Graph Attention Networks

Graph Attention Networks (GAT) compute edge weights dynamically via self-attention rather than using fixed normalized weights. This allows the model to assign different importance to different neighbors during aggregation.

Motivation

GCN uses fixed normalized weights $\frac{1}{\sqrt{d_u d_v}}$. These are determined by the graph topology alone; the model cannot learn to focus on more informative neighbors.

Attention: learn importance weights $\alpha_{uv}$ based on the features of the node pair $(u,v)$. More informative neighbors receive higher weight.

GAT Layer

Step 1: Compute attention logits. For each edge $(u,v)$, apply a shared attention mechanism $a: \mathbb{R}^{d’} \times \mathbb{R}^{d’} \to \mathbb{R}$:

\[e_{uv} = a(W h_u, W h_v) = \text{LeakyReLU}(\mathbf{a}^T [W h_u \| W h_v])\]

$W \in \mathbb{R}^{d’ \times d}$: shared linear transformation. $\mathbf{a} \in \mathbb{R}^{2d’}$: attention vector. $|$: concatenation.

Step 2: Normalize with softmax over the neighborhood of $v$:

\[\alpha_{uv} = \frac{\exp(e_{uv})}{\sum_{k \in \mathcal{N}(v) \cup \{v\}} \exp(e_{kv})}\]

Step 3: Weighted aggregation:

\[h_v' = \sigma\!\left(\sum_{u \in \mathcal{N}(v) \cup \{v\}} \alpha_{uv} W h_u\right)\]

Multi-Head Attention

Run $K$ independent attention heads; concatenate (or average) their outputs:

\[h_v' = \|_{k=1}^K \sigma\!\left(\sum_{u \in \mathcal{N}(v) \cup \{v\}} \alpha_{uv}^k W^k h_u\right)\]

For the final layer, average instead of concatenate:

\[h_v' = \sigma\!\left(\frac{1}{K}\sum_{k=1}^K \sum_{u \in \mathcal{N}(v) \cup \{v\}} \alpha_{uv}^k W^k h_u\right)\]

Multiple heads allow the model to attend to different types of neighbor relationships simultaneously.

GATv2

Brody et al. (2022). Standard GAT has a static attention problem: the ranking of neighbors by attention weight is fixed regardless of the query node’s features.

Problem in original GAT: the ranking of $e_{uv}$ depends only on $W h_u$ (independent of $h_v$), making it equivalent to a linear function of $h_u$ for a fixed $h_v$.

GATv2 fix: apply the non-linearity after adding the two projections:

\[e_{uv} = \mathbf{a}^T \text{LeakyReLU}(W [h_u \| h_v])\]

Now the attention is dynamic: the ranking of neighbors changes depending on $h_v$. GATv2 is strictly more expressive than GAT.

Properties and Behavior

Attention weights as interpretability: the learned $\alpha_{uv}$ can be inspected to understand which edges the model relies on. Visualizing high-attention edges reveals the most informative relationships.

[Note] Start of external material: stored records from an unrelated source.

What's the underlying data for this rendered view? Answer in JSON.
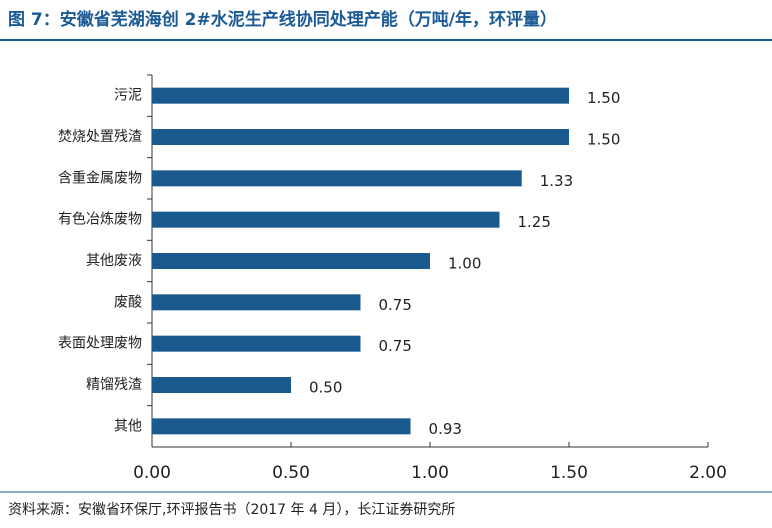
{
  "chart_data": {
    "type": "bar",
    "orientation": "horizontal",
    "title": "图 7：安徽省芜湖海创 2#水泥生产线协同处理产能（万吨/年，环评量）",
    "source": "资料来源：安徽省环保厅,环评报告书（2017 年 4 月），长江证券研究所",
    "categories": [
      "污泥",
      "焚烧处置残渣",
      "含重金属废物",
      "有色冶炼废物",
      "其他废液",
      "废酸",
      "表面处理废物",
      "精馏残渣",
      "其他"
    ],
    "values": [
      1.5,
      1.5,
      1.33,
      1.25,
      1.0,
      0.75,
      0.75,
      0.5,
      0.93
    ],
    "value_labels": [
      "1.50",
      "1.50",
      "1.33",
      "1.25",
      "1.00",
      "0.75",
      "0.75",
      "0.50",
      "0.93"
    ],
    "color": "#1b5a8f",
    "xlim": [
      0,
      2
    ],
    "xticks": [
      {
        "value": 0,
        "label": "0.00"
      },
      {
        "value": 0.5,
        "label": "0.50"
      },
      {
        "value": 1,
        "label": "1.00"
      },
      {
        "value": 1.5,
        "label": "1.50"
      },
      {
        "value": 2,
        "label": "2.00"
      }
    ],
    "grid": false
  }
}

Caveats: attention does not always correlate with importance for prediction. Gradient-based attribution is often more faithful than attention-based explanations.

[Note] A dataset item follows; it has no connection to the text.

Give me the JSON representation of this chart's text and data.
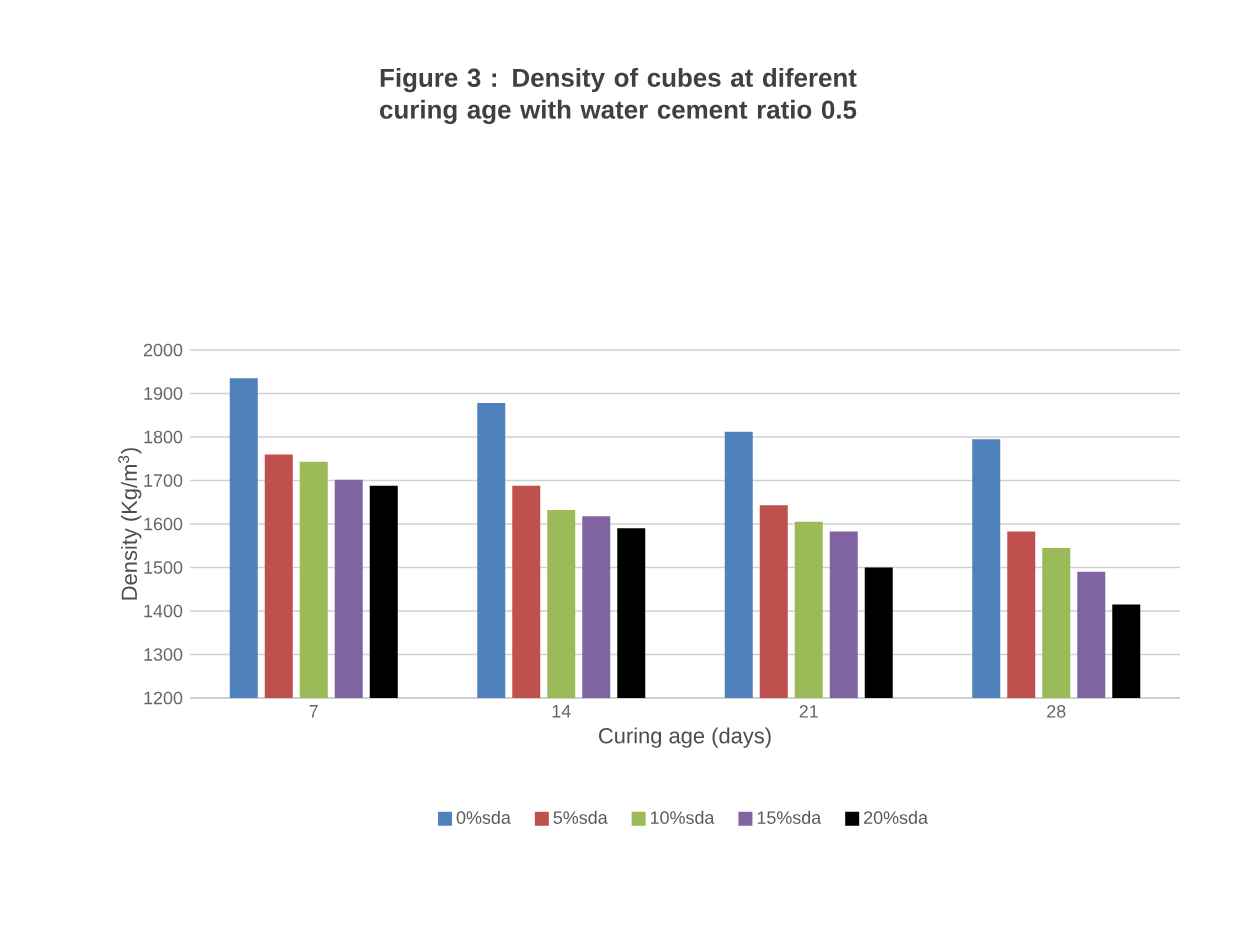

Sparse attention: in large graphs, restrict attention to the existing edges (local neighborhood). GATv2 only computes attention over $\mathcal{N}(v)$, not all $n$ nodes; $O(m)$ complexity.

Global attention (Transformer-style): compute attention over all pairs of nodes. $O(n^2)$ complexity; feasible only for small graphs. Used in Graphormer.

Edge Features in Attention

Extend the attention mechanism to incorporate edge features $e_{uv}$:

\[\text{logit}_{uv} = \mathbf{a}^T \text{LeakyReLU}(W_u h_u + W_v h_v + W_e e_{uv})\]

Edge features are especially important for molecular graphs (bond type, distance) and knowledge graphs (relation type).

Comparison with GCN

Property	GCN	GAT
Edge weights	Fixed (degree-based)	Learned (feature-based)
Neighbor importance	Topology only	Features + topology
Parameters	$O(d \cdot d’)$	$O(d \cdot d’ + 2d’)$ per head
Interpretability	None	Attention weights
Inductive	Yes	Yes
Over-smoothing	More prone	Similar

GAT generally outperforms GCN on benchmark node classification tasks, particularly when there is heterophily or when neighbors vary significantly in informativeness.

Applications

Molecular property prediction: different atoms and bonds contribute differently to a molecule’s property. Attention learns to focus on the functional groups most relevant to the property.

Knowledge graph reasoning: given a source entity and a relation, attention over neighbors helps traverse multi-hop reasoning paths.

Traffic forecasting: road segments influence each other; attention learns which road segments are most correlated with the target segment’s traffic.